As it turned out, the New Zealand banks were downgraded by the same extent as their Australian parents, despite S&P ascribing a higher banking risk score to New Zealand than to Australia.
The downgrades were a result of a review to S&P's bank ratings methodology, which arose when several of the agency's ratings on major international institutions were found, in some cases, to be woefully inadequate in the aftermath of the 2008 global financial crisis.
S&P rates about 750 banks around the world.
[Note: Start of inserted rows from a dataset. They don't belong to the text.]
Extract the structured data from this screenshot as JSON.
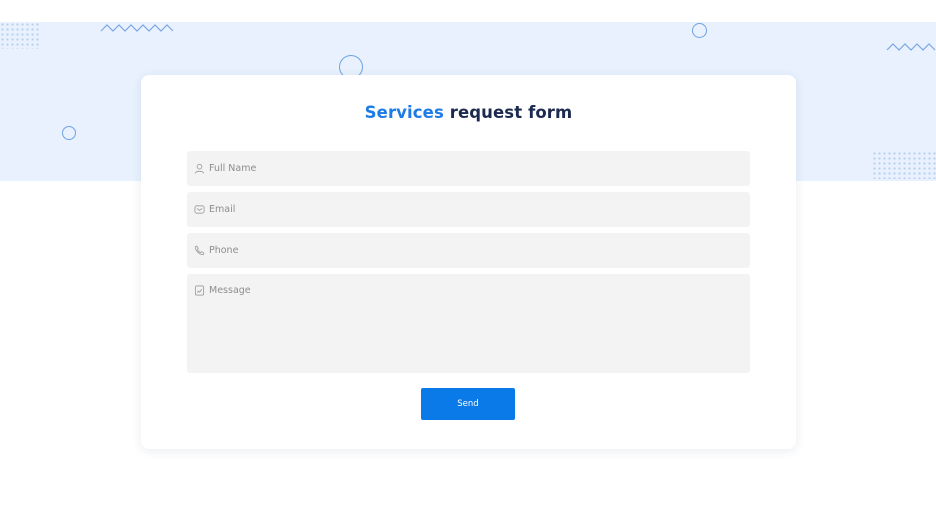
{
  "form": {
    "title_accent": "Services",
    "title_rest": " request form",
    "fields": {
      "full_name": {
        "placeholder": "Full Name",
        "icon": "user-icon"
      },
      "email": {
        "placeholder": "Email",
        "icon": "mail-icon"
      },
      "phone": {
        "placeholder": "Phone",
        "icon": "phone-icon"
      },
      "message": {
        "placeholder": "Message",
        "icon": "document-icon"
      }
    },
    "send_label": "Send"
  },
  "colors": {
    "accent": "#1c7be5",
    "button": "#0a7ae8",
    "hero_band": "#e8f1fd",
    "field_bg": "#f3f3f3",
    "title_dark": "#1b2a4e"
  }
}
Dozens have already been downgraded under S&P's new criteria, and hundreds more are likely to follow.
Many banks retained their ratings and some, such as Hong Kong's Standard Chartered, have had their ratings upgraded.
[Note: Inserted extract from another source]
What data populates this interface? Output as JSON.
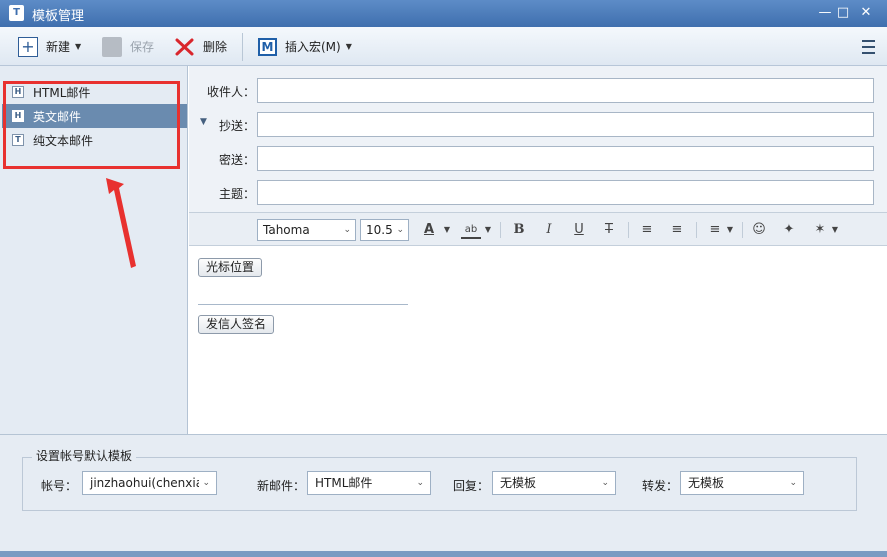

BNZ, a unit of National Australia Bank, said the ratings change would not have a big impact on its funding costs.
BNZ treasurer Tim Main said improvements had occurred since 2008 which had seen a strengthening in the bank's balance sheet.
"A higher proportion of customer deposits are now being raised and term wholesale funding has been lengthened and diversified, with a consequent reduction in short-term wholesale funding," he said.
These changes have been accelerated under the Reserve Bank of New Zealand's new liquidity policies, and in particular, under the core funding ratio that requires all banks to maintain a minimum level of stable funding to support lending assets.
Main said yesterday's move would increase the bank's funding costs by perhaps five to 10 basis points.
"The critical thing is retaining the AA threshold," he said. "If we had fallen below that then it would have had a significantly greater impact because we would have dropped off the radar in terms of the international investors, so therefore they should not be pricing us too differently," he said.
Early last month, S&P cut its Banking Industry Country Risk Assessment (BICRA) score on New Zealand to group 3 from group 2, compared with an Australian BICRA score of 2.
BICRA is scored on a scale from 1 to 10 - with the highest score being 1.
In releasing its BICRA score last month, S&P was generally complimentary about the New Zealand banking sector, but complained about its high dependence on net overseas borrowings - which fund about 42 per cent of domestic customer loans.